Deployment¶
The repo ships two Bicep templates:
| File | Scope | What it provisions |
|---|---|---|
infra/minimal.bicep |
Resource group | AI Services + gpt-4.1 GlobalStandard. For local dev / testing. |
infra/main.bicep |
Subscription | RG + AI Services + Search + Redis + Key Vault + App Insights + App Service Linux container. Full v1 production stack. |
Quick — minimal (local dev)¶
az login
az group create -n rg-audvoice -l uaenorth
az deployment group create -g rg-audvoice -f infra/minimal.bicep
Then grant your user the Entra roles (one-time, per-subscription):
AI_ID=$(az cognitiveservices account list -g rg-audvoice --query "[0].id" -o tsv)
OBJ=$(az ad signed-in-user show --query id -o tsv)
for role in "Cognitive Services User" "Cognitive Services OpenAI User" "Cognitive Services Speech User"; do
az role assignment create --assignee-object-id $OBJ --assignee-principal-type User \
--role "$role" --scope "$AI_ID"
done
Now uvicorn audvoice.main:app runs locally against real Azure with az login.
Production — full stack¶
1. Build and push the image¶
ACR=audvoice$(openssl rand -hex 3)
az acr create -g rg-audvoice -n $ACR --sku Basic
az acr login -n $ACR
cd apps/orchestrator
docker build -t $ACR.azurecr.io/audvoice:0.1.0 .
docker push $ACR.azurecr.io/audvoice:0.1.0
2. Deploy¶
export AUDVOICE_JWT_SECRET=$(openssl rand -base64 48)
export AUDVOICE_API_KEYS="prodkey1:tenantA,prodkey2:tenantB"
az deployment sub create \
--location uaenorth \
--template-file infra/main.bicep \
--parameters infra/main.bicepparam \
--parameters containerImage=$ACR.azurecr.io/audvoice:0.1.0
The template:
- Uses System-Assigned Managed Identity on the App Service.
- Auto-grants the identity Speech + OpenAI roles on the AI Services resource (or grant manually if your subscription policy blocks role assignments from templates).
- Reads
AUDVOICE_JWT_SECRETandAUDVOICE_API_KEYSfrom Key Vault references — no plaintext secrets in App Service. - Enables WebSockets, ARR affinity, HTTP/2, Premium v3 P1v3 (required for sustained WS).
3. Verify¶
APP=$(az webapp list -g rg-audvoice --query "[0].defaultHostName" -o tsv)
curl https://$APP/healthz # → {"status":"ok"}
curl -X POST https://$APP/v1/sessions \
-H "X-API-Key: prodkey1" -H "Content-Type: application/json" -d '{}'
Open apps/web-demo/index.html in any browser, point Server at https://$APP, and start talking.
CI/CD¶
.github/workflows/ci.yml runs unit tests on every push.
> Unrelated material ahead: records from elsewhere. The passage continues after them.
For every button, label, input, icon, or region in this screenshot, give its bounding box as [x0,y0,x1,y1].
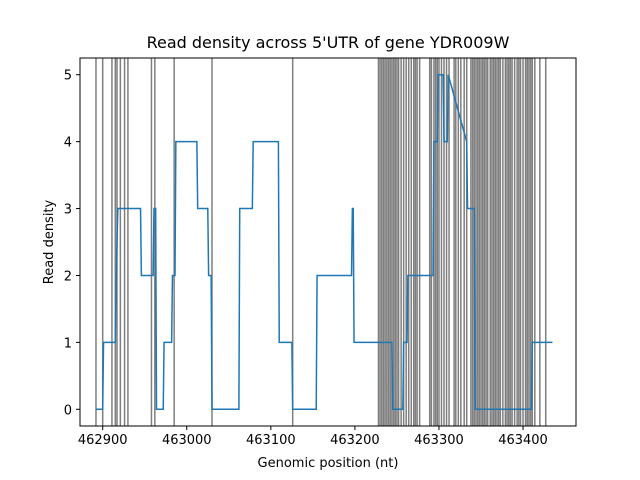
plot-frame [79,57,577,427]
x-tick-label: 462900 [78,433,128,448]
chart-title: Read density across 5'UTR of gene YDR009… [147,33,510,52]
y-tick-label: 3 [64,203,72,218]
y-tick-label: 2 [64,269,72,284]
y-tick-label: 5 [64,69,72,84]
series-layer [95,73,553,411]
vline-layer [95,58,547,426]
y-tick-label: 4 [64,136,72,151]
x-axis-label: Genomic position (nt) [258,456,399,471]
x-tick-label: 463100 [246,433,296,448]
y-axis-label: Read density [42,199,57,284]
y-tick-label: 0 [64,403,72,418]
axis-layer: 462900 463000 463100 463200 463300 463400 0 1 2 3… [64,69,548,448]
x-tick-label: 463300 [414,433,464,448]
x-tick-label: 463000 [162,433,212,448]
x-tick-label: 463400 [498,433,548,448]
series-line [95,73,553,411]
x-tick-label: 463200 [330,433,380,448]
y-tick-label: 1 [64,336,72,351]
For container build + deploy, add a workflow that:
- Logs in to Azure with OIDC (
azure/login@v2). - Builds and pushes the image to ACR.
- Runs
az webapp config container setto roll the new image.
We don't ship that workflow because every team has a different Azure auth model — wire it to your federation.
Region choice¶
| Need | Pick |
|---|---|
| Strict UAE residency for Speech | uaenorth (this is the whole point) |
| Lowest LLM latency | Run AI Services in swedencentral, accept LLM-leaves-region |
| Sovereign / classified | Different stack — Core42, not this repo |
You can split: AI Services for Speech in UAE North, a second AI Services for OpenAI in Sweden Central. Set AZURE_OPENAI_ENDPOINT to the Sweden one and AZURE_SPEECH_RESOURCE_ID to the UAE one. Latency improves, residency for STT/TTS preserved, LLM data leaves UAE.
Quotas & scale¶
- Speech: ~100 concurrent recognition + 200 concurrent synthesis per resource by default. Quotas.
- Azure OpenAI: tokens/min per deployment. Request increase before launch.
- App Service P1v3: ~250 concurrent WebSocket sessions per instance with our default config. Scale out horizontally; sessions are sticky via ARR affinity.
Observability¶
App Insights is wired in via APPLICATIONINSIGHTS_CONNECTION_STRING. Custom events you'll see:
session.created,session.closed,session.duration_msbarge_in.detected— count + spoken_chars histogramllm.tokens— prompt + completion per turnerror— bycode
Log Analytics queries live in infra/queries/ (planned).